If youre using this on film finishes though, a white scotchbrite pad loaded with some paste wax will leave you with a beautiful finish. Not a full gloss, not quite a satin either, just somewhere in-between. The scotchbrite has just enough abrasiveness to catch the little dust nibs and the like and take them off, but not enough to start carrying off the finish unless youre really pushing it. The wax lubricates the action, and leaves that final sheen on the finish once you buff it off. My personal favorite way of ending a shellac finish


----------



## Pondy (Oct 17, 2018)

epicfail48 said:


> Pondy said:
> 
> 
> > I'd see the use of 0000 steel wool to smooth a surface after raising the grain.

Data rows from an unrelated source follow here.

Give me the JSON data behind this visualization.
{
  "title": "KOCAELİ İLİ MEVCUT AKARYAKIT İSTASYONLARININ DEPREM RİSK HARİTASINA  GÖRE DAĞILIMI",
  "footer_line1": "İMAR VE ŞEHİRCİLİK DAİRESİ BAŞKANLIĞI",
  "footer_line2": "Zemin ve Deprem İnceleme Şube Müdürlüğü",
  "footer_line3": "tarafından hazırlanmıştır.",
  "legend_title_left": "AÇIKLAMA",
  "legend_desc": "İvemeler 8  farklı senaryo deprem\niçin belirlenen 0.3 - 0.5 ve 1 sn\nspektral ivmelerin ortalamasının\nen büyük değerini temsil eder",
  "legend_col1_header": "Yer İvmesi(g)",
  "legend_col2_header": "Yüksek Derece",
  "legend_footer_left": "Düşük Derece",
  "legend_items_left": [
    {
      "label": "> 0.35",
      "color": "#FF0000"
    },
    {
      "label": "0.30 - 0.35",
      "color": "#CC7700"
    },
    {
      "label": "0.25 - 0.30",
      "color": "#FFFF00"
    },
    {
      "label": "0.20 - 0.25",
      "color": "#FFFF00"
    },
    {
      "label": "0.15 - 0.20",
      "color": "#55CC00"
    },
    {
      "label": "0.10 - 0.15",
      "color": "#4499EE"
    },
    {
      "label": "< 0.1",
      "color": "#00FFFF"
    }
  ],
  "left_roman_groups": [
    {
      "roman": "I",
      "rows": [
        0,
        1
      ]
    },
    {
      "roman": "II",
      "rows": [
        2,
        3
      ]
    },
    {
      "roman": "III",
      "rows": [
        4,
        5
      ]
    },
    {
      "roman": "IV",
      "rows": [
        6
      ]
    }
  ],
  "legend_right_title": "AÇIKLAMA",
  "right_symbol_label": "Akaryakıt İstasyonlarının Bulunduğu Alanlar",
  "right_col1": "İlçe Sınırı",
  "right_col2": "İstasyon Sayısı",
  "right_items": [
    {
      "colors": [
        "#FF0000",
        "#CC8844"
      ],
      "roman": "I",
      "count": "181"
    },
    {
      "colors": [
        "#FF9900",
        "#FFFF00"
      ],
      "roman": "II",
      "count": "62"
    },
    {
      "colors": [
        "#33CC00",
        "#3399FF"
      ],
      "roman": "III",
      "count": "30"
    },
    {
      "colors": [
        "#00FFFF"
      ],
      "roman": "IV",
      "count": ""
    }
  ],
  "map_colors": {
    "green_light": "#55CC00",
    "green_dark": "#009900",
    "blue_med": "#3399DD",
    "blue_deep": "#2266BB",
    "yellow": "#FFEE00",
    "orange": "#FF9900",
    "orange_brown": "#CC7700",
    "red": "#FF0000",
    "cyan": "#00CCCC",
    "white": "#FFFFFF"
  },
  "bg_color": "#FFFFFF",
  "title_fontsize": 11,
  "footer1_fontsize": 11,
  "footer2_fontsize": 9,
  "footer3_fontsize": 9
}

When someone uses a water-based stain, they may want to remove as little material as possible while flattening the surface. That said, I'd opt for burying the grain with a film finish and then sanding before following up with more coats.
> ...


As long as the water-based finish has dried, you are two yikes too many. Additionally, I also used a 3m synthetic pad on a slide, and it gave a heterogeneous mixture of cuts. So to me, it is not worth it if the product will buff down to a certain degree, but also leave larger scratches. In this regard, the 0000 steel wool was superior under my testing conditions. So, use a scotchbright pad if you don't mind having a few larger scratches and there is a good reason to be concerned about pieces of steel wool discoloring the piece, or better yet, use sandpaper, micromesh, polishing compound, or something else that will get fhe job done.


----------